As they walked out for the toss, it was Atticus leading the way. He stepped over the ropes onto the green with Clive Lloyd, and there he was in flesh! The stadium expanded and occupied more space in that instant, as chests filled up with pride. He was back in charge. Ajit Wadekar had done the job – created history at the Oval in 1971– but the world had been set right now. He would climb the mountain-face and hammer the pegs for his men to follow said their hearts. The same hearts which had been skeptical when Richard Burton had been put in charge in Where Eagles Dare and not the Gregory Peck of Guns of Navarone. And I gawked in awe. As he fielded at extra-cover languorous as a panther, looking lethal and foreboding in that India cap as he leaned into his walk as the ball was bowled. He didn’t have his Andrea Stavros, his Anthony Quinn, with him – Salim Durani had been dropped. Frankly, Tiger didn’t do much of note in that match – only Lloyd, Kallicharan and Greenidge did – other than materialize in real life after hogging the imagination.

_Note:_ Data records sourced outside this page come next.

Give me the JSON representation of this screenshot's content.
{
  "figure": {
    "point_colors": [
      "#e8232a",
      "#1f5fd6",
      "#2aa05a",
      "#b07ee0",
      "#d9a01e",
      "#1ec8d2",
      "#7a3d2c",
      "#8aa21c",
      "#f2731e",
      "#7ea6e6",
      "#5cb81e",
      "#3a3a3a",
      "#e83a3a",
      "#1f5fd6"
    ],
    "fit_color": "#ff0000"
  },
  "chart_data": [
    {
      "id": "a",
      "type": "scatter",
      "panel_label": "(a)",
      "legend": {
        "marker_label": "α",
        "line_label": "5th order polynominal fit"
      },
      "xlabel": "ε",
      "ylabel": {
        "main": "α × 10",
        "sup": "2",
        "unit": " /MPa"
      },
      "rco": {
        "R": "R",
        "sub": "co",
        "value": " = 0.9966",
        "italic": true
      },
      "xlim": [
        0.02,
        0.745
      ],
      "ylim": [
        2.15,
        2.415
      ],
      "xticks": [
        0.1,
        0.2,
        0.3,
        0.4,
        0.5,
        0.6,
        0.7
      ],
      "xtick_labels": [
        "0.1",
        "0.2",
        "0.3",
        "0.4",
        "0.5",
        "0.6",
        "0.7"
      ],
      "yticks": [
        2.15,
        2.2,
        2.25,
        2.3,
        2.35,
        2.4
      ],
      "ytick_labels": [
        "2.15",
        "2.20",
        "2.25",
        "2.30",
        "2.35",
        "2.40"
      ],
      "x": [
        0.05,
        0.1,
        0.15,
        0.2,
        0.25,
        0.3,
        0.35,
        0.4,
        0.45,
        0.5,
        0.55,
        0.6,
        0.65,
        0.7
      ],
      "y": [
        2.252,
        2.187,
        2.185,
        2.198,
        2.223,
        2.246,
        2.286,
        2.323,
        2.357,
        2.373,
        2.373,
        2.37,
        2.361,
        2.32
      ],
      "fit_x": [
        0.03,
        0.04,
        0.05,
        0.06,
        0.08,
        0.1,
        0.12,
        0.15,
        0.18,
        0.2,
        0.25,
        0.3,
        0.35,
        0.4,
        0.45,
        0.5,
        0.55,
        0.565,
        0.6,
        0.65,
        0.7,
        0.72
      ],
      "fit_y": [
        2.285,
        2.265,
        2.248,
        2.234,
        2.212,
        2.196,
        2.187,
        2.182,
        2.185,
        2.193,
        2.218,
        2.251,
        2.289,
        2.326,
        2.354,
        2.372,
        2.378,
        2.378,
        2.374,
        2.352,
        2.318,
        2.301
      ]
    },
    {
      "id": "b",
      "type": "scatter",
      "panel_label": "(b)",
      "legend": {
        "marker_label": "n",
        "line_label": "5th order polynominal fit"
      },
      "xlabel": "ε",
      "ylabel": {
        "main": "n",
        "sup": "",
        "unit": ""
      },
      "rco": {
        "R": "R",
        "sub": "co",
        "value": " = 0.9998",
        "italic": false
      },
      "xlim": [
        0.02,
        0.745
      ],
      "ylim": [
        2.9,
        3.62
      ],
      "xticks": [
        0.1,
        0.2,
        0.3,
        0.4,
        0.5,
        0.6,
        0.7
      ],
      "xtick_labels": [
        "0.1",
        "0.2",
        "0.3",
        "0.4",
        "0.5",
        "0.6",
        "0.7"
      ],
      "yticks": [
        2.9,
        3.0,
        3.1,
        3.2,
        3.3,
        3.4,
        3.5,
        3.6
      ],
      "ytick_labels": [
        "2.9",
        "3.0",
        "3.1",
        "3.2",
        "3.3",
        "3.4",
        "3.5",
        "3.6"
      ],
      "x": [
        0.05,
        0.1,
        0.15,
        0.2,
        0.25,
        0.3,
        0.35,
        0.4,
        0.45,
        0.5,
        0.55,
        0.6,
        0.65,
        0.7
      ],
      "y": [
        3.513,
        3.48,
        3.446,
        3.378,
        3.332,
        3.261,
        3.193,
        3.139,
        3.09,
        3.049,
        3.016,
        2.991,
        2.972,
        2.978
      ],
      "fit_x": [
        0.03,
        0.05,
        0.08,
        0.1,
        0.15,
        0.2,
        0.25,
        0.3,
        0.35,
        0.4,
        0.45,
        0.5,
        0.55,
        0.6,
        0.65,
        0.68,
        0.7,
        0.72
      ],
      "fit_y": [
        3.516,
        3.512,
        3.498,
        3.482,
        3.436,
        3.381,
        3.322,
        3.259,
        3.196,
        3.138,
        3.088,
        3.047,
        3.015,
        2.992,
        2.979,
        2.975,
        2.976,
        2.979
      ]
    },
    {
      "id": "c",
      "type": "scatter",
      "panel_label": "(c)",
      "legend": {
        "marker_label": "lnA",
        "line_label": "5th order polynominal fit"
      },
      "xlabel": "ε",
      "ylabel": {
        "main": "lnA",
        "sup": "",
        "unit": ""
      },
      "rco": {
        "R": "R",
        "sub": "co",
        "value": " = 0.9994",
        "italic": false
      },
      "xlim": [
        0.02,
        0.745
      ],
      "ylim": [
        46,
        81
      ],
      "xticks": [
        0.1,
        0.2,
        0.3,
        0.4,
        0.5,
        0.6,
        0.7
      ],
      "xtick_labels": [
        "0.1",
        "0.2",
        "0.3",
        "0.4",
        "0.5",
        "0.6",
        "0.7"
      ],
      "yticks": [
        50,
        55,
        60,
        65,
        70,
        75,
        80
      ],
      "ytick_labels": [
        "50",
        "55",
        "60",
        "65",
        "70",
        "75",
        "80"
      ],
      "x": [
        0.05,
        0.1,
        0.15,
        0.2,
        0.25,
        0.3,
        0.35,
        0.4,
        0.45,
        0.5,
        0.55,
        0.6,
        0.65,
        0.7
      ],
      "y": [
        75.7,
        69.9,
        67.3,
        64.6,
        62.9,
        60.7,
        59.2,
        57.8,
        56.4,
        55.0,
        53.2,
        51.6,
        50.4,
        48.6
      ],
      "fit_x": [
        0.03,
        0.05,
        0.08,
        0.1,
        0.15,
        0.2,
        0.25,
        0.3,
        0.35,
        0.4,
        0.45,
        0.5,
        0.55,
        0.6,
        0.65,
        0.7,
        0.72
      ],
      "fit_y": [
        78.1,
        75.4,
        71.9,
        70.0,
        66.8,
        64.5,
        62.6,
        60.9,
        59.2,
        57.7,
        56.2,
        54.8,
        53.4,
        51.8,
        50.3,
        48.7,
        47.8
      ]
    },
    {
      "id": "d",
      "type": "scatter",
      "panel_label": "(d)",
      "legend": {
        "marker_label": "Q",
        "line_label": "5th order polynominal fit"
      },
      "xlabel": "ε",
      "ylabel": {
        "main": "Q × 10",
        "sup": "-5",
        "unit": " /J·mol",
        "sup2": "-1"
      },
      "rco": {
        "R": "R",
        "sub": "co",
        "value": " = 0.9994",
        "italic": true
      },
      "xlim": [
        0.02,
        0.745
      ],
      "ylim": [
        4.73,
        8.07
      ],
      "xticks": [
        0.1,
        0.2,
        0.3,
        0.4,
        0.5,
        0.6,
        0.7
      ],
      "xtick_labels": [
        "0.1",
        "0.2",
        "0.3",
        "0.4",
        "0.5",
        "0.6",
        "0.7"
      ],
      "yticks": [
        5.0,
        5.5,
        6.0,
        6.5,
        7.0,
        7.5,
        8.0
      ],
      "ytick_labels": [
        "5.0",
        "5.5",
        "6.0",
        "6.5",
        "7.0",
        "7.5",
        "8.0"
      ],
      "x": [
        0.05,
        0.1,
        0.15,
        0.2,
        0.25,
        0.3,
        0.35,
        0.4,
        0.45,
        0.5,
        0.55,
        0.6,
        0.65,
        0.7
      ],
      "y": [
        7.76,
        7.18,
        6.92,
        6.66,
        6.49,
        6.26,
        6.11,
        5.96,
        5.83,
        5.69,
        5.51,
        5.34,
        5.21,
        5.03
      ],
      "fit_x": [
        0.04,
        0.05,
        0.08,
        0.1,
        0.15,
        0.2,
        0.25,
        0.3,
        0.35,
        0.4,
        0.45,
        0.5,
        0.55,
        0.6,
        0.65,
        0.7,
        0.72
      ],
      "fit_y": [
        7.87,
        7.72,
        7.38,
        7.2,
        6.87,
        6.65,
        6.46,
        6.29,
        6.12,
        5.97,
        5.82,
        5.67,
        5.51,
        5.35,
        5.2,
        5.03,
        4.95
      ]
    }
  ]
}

But enraptured I was – albeit more by how he was perceived and received than by his deeds.

And so it continued with reminders all along. Sunil Gavaskar was named the Wisden Cricketer of the Year for 1980, but we had to listen to them talk about 1968, when Tiger won the accolade. Attempting to follow Ian Botham’s exploits at Headingley in 1981 on the BBC begat constant interruptions over the shoulder about Tiger’s fighting 148 at the same ground in 1967. Even post-retirement, every Indian captain had to endure unending tirades of comparison to him. Azhar? Dada? Are you kidding? “Remember India’s first ever overseas win against the Kiwis?”they thundered. “Why don’t they just make him chairman of the selectors for life?” they argued as India’s “bunch of jokers” bungled around. He could never do any wrong – almost. Like when he was in the news for some alleged poaching. That embarrassed them and they tried to brush it off stiffly “This hunting business is the kind of thing people from royal families do, you know?” It was like Gregory Peck playing Josef Mengele in The Boys from Brazil. It had to be an anomaly.

That is how I want to remember you Tiger, as the tabloids go lurid with the deeds of shame of the cartel you have lent your name to. And I do not want to venture near how it hurts and stings to that generation who looked at you as Indian cricket’s own Gregory Peck; for them to see your name intermixed with these “custodians” of Indian cricket. They will never permit you to lead any team on any mission, lest you actually try to do your job. And do it the only way you know – with true leadership and principles that might end up breaching their carefully constructed façades and castling their house of cards.

Walk away Tiger, before it gets any more sordid, if that is somehow even possible. You don’t need them, and frankly, they don’t really need you – other than on their marquee. Don’t allow them to portray you as a good Godfather of their family. Luca and Clemenza can handle “cricketing matters” on that council fine. Speak what’s on your mind and walk away. Don’t hold back. Cut loose with a few choice words and bid adieu.